There will be times when someone refuses your coaching. You can’t make people want to look at themselves. If, however, they trust your intention is for them to improve based on the potential you see, you should be able to engage them. Stay with the process of coaching for a while before you decide instead to manage or mentor.

If you want to make a real difference for someone, learn to use strong coaching skills. You can find a model and specific skills to practice in the book, The Discomfort Zone: How Leaders Turn Difficult Conversations into Breakthroughs. Opening someone’s mind to new solutions and a broader self-concept is one of the most rewarding things you will do as a leader.



Dr. Marcia Reynolds works with organizations worldwide providing executive coaching and leadership training. Her passion is shifting leaders from having transactional to transformational conversations so work is more meaningful for everyone.

She is the Training Director for the Healthcare Coaching Institute and regularly works with coaching organizations in China and Russia.

She was a founding member of the International Coach Federation and was the 5th global president. Her doctorate is in organizational psychology. In her spare time, she writes blog posts and authors books, including her latest, The Discomfort Zone: How Leaders Turn Difficult Conversations into Breakthroughs.
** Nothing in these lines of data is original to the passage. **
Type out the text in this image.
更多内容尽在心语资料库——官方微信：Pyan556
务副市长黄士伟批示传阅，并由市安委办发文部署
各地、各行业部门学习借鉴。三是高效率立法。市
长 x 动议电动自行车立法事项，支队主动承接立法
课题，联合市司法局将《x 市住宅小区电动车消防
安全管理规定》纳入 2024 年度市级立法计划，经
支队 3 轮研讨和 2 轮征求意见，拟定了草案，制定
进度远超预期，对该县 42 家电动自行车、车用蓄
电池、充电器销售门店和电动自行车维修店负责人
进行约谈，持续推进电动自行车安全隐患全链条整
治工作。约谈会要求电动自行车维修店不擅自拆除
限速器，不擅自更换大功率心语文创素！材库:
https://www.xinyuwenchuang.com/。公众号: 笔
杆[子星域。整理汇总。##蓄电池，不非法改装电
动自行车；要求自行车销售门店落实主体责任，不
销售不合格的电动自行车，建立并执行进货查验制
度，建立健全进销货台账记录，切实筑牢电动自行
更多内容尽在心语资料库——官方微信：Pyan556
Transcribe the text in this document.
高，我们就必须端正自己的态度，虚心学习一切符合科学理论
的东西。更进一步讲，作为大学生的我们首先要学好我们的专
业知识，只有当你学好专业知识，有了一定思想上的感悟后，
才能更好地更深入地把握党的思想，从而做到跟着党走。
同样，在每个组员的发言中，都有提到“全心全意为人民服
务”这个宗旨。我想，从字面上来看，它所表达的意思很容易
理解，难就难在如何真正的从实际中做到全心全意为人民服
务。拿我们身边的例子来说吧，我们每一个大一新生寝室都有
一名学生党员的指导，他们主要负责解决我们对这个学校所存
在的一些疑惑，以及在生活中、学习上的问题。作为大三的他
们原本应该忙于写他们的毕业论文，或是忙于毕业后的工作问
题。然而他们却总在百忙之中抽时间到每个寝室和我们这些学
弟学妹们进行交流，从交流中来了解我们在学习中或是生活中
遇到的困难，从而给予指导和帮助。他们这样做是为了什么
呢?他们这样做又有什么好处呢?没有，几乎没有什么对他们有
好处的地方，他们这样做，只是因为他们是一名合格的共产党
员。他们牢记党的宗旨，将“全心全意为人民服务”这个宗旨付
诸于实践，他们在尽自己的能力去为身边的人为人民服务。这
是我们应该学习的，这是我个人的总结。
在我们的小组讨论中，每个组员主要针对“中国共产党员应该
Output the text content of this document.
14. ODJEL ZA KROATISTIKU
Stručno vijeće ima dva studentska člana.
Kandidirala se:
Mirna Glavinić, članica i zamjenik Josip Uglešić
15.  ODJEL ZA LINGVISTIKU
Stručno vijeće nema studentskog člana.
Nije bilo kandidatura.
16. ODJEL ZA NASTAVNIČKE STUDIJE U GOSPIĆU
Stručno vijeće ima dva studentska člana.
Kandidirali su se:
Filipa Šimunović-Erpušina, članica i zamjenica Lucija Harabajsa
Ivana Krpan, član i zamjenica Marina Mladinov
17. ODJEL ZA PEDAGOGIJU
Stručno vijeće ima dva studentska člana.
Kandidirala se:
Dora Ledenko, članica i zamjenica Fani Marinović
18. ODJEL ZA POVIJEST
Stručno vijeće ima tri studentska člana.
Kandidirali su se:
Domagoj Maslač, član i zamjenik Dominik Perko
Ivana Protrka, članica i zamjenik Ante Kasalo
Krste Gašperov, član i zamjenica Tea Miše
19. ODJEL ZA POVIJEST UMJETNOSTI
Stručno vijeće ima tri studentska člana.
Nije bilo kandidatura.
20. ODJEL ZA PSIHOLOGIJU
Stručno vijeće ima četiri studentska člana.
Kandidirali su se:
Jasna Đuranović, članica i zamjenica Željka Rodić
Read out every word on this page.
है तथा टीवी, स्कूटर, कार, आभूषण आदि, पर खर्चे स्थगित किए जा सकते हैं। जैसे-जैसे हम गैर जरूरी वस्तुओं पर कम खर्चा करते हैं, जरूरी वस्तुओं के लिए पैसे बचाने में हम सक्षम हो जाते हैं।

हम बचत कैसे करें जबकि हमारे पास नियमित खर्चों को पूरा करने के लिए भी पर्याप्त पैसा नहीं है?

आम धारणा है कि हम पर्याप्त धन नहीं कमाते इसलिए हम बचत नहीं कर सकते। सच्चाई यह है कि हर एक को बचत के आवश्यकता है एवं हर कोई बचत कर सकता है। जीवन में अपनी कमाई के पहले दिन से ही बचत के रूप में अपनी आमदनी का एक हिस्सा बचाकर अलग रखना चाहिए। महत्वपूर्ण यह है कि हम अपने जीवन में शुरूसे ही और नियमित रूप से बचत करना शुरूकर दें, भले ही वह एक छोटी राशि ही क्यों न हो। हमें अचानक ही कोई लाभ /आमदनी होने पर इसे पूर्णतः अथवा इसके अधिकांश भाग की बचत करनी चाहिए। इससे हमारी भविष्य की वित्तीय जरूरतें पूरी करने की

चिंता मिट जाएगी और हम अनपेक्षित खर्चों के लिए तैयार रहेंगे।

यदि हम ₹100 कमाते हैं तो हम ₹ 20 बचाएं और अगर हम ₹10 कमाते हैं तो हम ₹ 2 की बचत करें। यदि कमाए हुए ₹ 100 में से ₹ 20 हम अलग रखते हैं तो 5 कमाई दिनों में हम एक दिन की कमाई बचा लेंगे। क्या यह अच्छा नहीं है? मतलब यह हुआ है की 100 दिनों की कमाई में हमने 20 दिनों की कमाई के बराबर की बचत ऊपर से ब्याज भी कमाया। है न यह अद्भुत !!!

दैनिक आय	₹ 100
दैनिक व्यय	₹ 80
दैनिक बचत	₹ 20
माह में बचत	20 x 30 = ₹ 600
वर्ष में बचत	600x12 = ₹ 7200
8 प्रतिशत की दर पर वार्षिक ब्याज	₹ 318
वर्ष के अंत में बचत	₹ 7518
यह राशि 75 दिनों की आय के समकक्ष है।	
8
Tags: better leader, coaching, leadership, management, team,

2 Responses to “What you should know about leadership coaching”

  1. Cheryl Capito

    Very good, we’ll written article and I would love to read your book. I am a trainer and hopefully I not only provide guidance, but positive guidance. Kudos!

    • Marcia Reynolds

      Cheryl, you are right in guessing that you can use these skills in many conversations and situations. We all want to be heard and held in high regard more often!